Chroniques

par bertrand bolognesi

Die Dreigroschenoper | L’opéra de quat’ sous
opéra de Kurt Weill

Opéra Grand Avignon / Opéra Confluence
- 25 novembre 2018
"Die Dreigroschenoper" de Kurt Weill, mis en scène par Jean Lacornerie...
© frédéric Iovino

Lorsqu’il met Die Dreigroschenoper à son métier, Jean Lacornerie jauge, depuis une position critique avisée, la version habituellement donnée par les théâtres français, et plutôt que de mettre en scène cette mouture de 1959 traduite de la pièce remaniée par Bertolt Brecht en 1955, il reconsidère l’original de 1928 dont à René Fix il confie une nouvelle traduction qui fasse « ressortir tous les niveaux de langues dont Brecht joue dans son texte, du choral luthérien à l’argot berlinois, du langage de la technique financière au pastiche de François Villon » (note d’intention, brochure de salle). Avec les numéros chantés en allemand et ce texte retrouvé, pour ainsi, quant aux dialogues parlés, son Opéra de quat’sous se trouve sainement réinventé… sauf que le trop peu perçu de ces dialogues ne permet guère de s’en rendre compte et, sauf à le croire sur parole, on ne saurait émettre d’avis plus autorisé sur la question. Tout à fait dans la mouvance du cinéma français des vingt dernières années, la troupe ici réunie n’a cure de transmettre une parole malmenée de diverses façons au fil de répliques boulées de la pire façon. Seuls trois personnages usent d’une diction intelligible : Jenny, Peachum, Mackie (Nolwenn Korbell, Jacques Verzier et Vincent Heden).

Dès l’installation dans les gradins de la salle Confluence, on découvre sur scène une sorte d’entrepôt, sous un ciel de néons. Dans un amoncellement de cartons l’on distingue un escalier menant à une chambre voilée par un rideau de bâche-plastique. Sous ce portique siège le batteur, isolé du groupe de musiciens qui prend place autour d’une table centrale, plus précisément l’assemblage de trois tables – intéressante, cette idée d’un on-se-met-à-table… Après le choral en fanfare, servi par le trompettiste Jean-Robert Lay à la tête d’un ensemble d’une dizaine d’instrumentistes environ, la complainte commence, sous une poursuite, avec melon et porte-jarretelles de cabaret. Ainsi commence-t-on par jouer d’un stéréotype que tous connaissent pour aller ailleurs ensuite, tout en oscillant sans cesse entre la localisation de l’intrigue à Londres et l’origine allemande d’une œuvre de toute façon inspirée d’un antécédent britannique (John Gay).

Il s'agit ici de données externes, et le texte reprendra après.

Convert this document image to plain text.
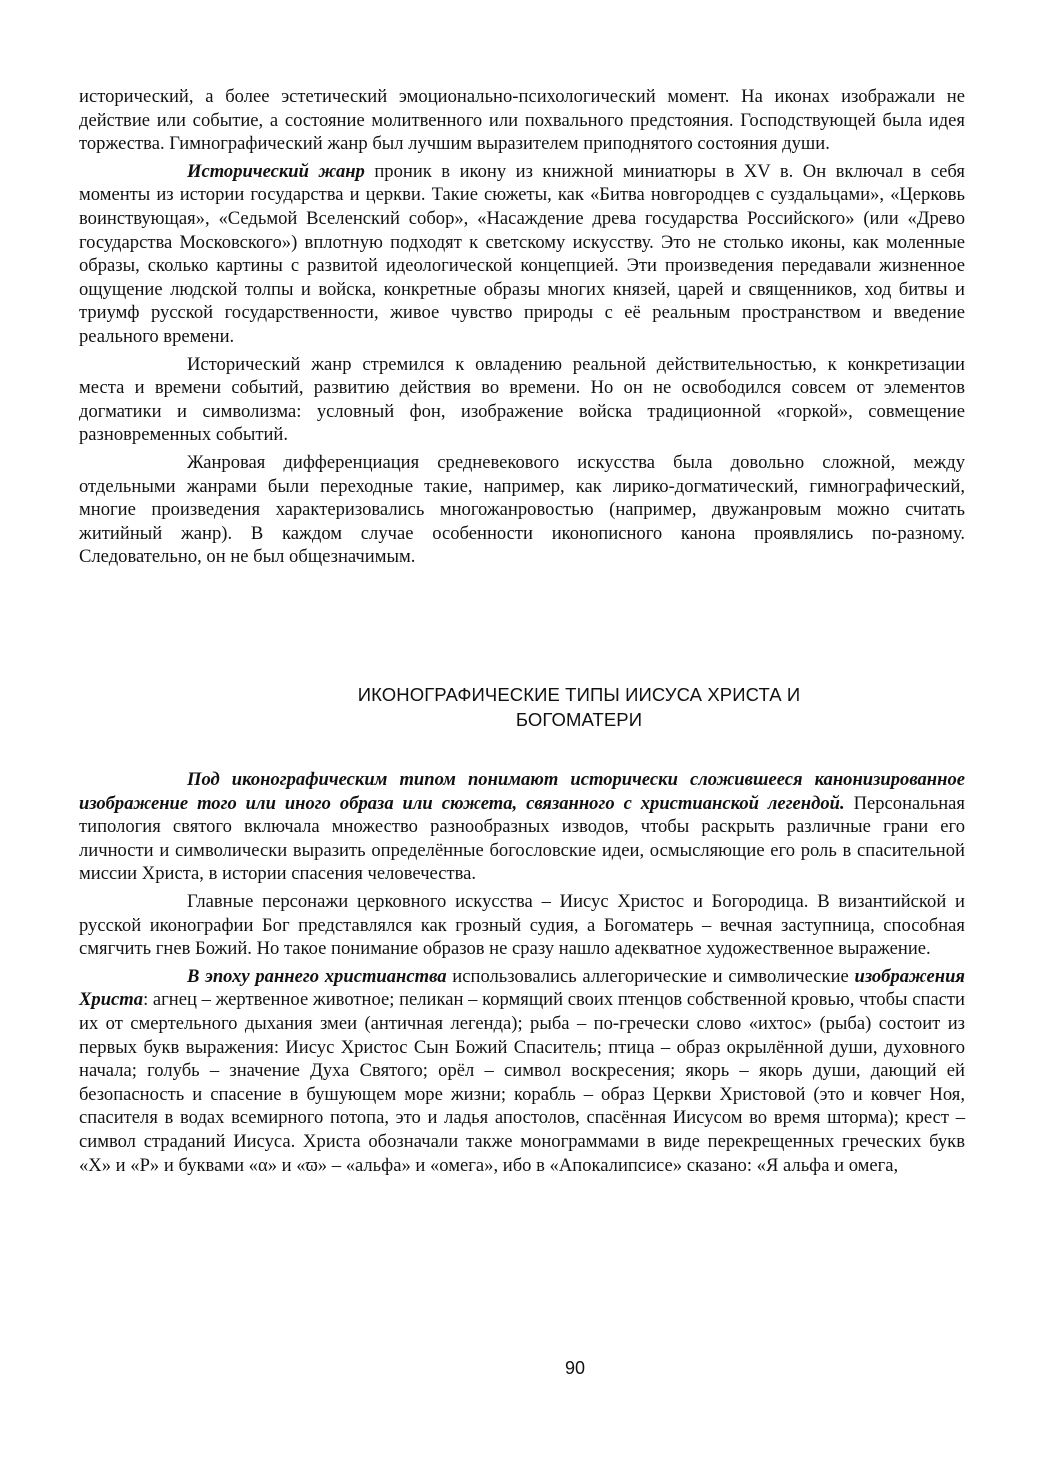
исторический, а более эстетический эмоционально-психологический момент. На иконах изображали не действие или событие, а состояние молитвенного или похвального предстояния. Господствующей была идея торжества. Гимнографический жанр был лучшим выразителем приподнятого состояния души.

Исторический жанр проник в икону из книжной миниатюры в XV в. Он включал в себя моменты из истории государства и церкви. Такие сюжеты, как «Битва новгородцев с суздальцами», «Церковь воинствующая», «Седьмой Вселенский собор», «Насаждение древа государства Российского» (или «Древо государства Московского») вплотную подходят к светскому искусству. Это не столько иконы, как моленные образы, сколько картины с развитой идеологической концепцией. Эти произведения передавали жизненное ощущение людской толпы и войска, конкретные образы многих князей, царей и священников, ход битвы и триумф русской государственности, живое чувство природы с её реальным пространством и введение реального времени.

Исторический жанр стремился к овладению реальной действительностью, к конкретизации места и времени событий, развитию действия во времени. Но он не освободился совсем от элементов догматики и символизма: условный фон, изображение войска традиционной «горкой», совмещение разновременных событий.

Жанровая дифференциация средневекового искусства была довольно сложной, между отдельными жанрами были переходные такие, например, как лирико-догматический, гимнографический, многие произведения характеризовались многожанровостью (например, двужанровым можно считать житийный жанр). В каждом случае особенности иконописного канона проявлялись по-разному. Следовательно, он не был общезначимым.

ИКОНОГРАФИЧЕСКИЕ ТИПЫ ИИСУСА ХРИСТА И
БОГОМАТЕРИ

Под иконографическим типом понимают исторически сложившееся канонизированное изображение того или иного образа или сюжета, связанного с христианской легендой. Персональная типология святого включала множество разнообразных изводов, чтобы раскрыть различные грани его личности и символически выразить определённые богословские идеи, осмысляющие его роль в спасительной миссии Христа, в истории спасения человечества.

Главные персонажи церковного искусства – Иисус Христос и Богородица. В византийской и русской иконографии Бог представлялся как грозный судия, а Богоматерь – вечная заступница, способная смягчить гнев Божий. Но такое понимание образов не сразу нашло адекватное художественное выражение.

В эпоху раннего христианства использовались аллегорические и символические изображения Христа: агнец – жертвенное животное; пеликан – кормящий своих птенцов собственной кровью, чтобы спасти их от смертельного дыхания змеи (античная легенда); рыба – по-гречески слово «ихтос» (рыба) состоит из первых букв выражения: Иисус Христос Сын Божий Спаситель; птица – образ окрылённой души, духовного начала; голубь – значение Духа Святого; орёл – символ воскресения; якорь – якорь души, дающий ей безопасность и спасение в бушующем море жизни; корабль – образ Церкви Христовой (это и ковчег Ноя, спасителя в водах всемирного потопа, это и ладья апостолов, спасённая Иисусом во время шторма); крест – символ страданий Иисуса. Христа обозначали также монограммами в виде перекрещенных греческих букв «Χ» и «Ρ» и буквами «α» и «ϖ» – «альфа» и «омега», ибо в «Апокалипсисе» сказано: «Я альфа и омега,

90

Réalisée par Émilie Valantin, une armada de marionnettes detaille humaine occupe les rôles des mendiants de Peachum, des acolytes de Mackie et des dames de petite vertu. Pour présenter certains avantages pratiques, cette intervention s’avère proposer une dimension trop confortable en ce qu’elle éloigne le spectateur des réalités convoquées par ce théâtre-là. Outre que la manipulation n’en est pas dénuée de lourdeur, cette équipée de pantins paraît cruellement rebrechtiser l’élan gagné par la debrechtisation de la nouvelle traduction – cela valait bien la peine. Manquant bien des moments de cette féroce drôlerie qu’on aime tant, malgré quelques trouvailles bien vues, la production s’essouffle. Un regain d’intérêt survient avec l’apparition du bordel, mais rien à faire, les putains désincarnées de Brecht n’ont rien des géniales gourgandines d’Horváth, un auteur tellement plus subversif, en fait.

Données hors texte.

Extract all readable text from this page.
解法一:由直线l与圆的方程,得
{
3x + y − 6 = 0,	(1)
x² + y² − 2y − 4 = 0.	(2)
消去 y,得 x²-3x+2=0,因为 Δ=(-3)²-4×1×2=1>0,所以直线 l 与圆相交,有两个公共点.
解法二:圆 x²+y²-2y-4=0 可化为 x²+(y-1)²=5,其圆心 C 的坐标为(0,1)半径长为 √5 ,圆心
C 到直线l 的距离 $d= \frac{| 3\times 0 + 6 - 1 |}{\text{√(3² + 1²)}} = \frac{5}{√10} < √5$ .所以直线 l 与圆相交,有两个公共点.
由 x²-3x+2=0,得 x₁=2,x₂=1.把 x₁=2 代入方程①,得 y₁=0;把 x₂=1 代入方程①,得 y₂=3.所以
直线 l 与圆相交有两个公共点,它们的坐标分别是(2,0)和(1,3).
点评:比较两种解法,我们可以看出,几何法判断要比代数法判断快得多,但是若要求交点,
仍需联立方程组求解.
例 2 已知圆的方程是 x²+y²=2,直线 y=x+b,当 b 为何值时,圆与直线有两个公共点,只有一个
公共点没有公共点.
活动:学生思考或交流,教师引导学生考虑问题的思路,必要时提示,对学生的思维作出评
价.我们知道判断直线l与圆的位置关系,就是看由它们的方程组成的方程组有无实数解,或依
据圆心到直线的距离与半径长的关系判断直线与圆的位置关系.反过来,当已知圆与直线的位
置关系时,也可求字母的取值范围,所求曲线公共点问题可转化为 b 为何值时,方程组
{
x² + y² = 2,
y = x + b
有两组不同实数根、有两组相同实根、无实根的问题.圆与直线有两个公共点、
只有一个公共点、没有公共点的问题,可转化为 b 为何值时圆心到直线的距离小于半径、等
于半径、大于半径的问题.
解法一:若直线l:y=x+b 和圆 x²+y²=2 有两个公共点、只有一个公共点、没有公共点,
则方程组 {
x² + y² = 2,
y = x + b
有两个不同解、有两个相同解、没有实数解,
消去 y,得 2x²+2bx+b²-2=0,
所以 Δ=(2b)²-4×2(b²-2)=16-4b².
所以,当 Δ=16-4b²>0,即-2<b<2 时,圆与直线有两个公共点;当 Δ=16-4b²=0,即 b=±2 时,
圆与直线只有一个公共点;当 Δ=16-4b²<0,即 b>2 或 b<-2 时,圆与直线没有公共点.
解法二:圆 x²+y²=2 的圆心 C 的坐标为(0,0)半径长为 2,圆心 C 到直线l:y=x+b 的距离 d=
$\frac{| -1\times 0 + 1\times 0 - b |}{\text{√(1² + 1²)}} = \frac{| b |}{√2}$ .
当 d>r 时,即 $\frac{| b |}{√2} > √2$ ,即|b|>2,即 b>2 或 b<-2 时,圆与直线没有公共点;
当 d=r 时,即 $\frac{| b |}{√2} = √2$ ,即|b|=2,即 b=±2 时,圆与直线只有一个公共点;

Le temps ne passe pas, cet après-midi, face à l’inertie d’un plateau pourtant si agité. Quelques moments retiennent l’attention, comme la chanson désolée de Jenny et les passages chantés de Celia (Florence Pelly), qui sont de peu de poids dans ces deux heures poussives. Connaissant un peu le travail de Lacornerie [lire nos chroniques du 8 février 2012, du 12 janvier 2011, du 6 mars 2010, du 14 février 2009, du 30 octobre 2008, des 10 mars et 19 juin 2005, enfin du 19 juillet 2004], il faut envisager un problème survenu sur cette tournée du spectacle, une avarie qui en masque aujourd’hui les qualités. Gageons qu’il retrouvera rythme et foi les prochains soirs.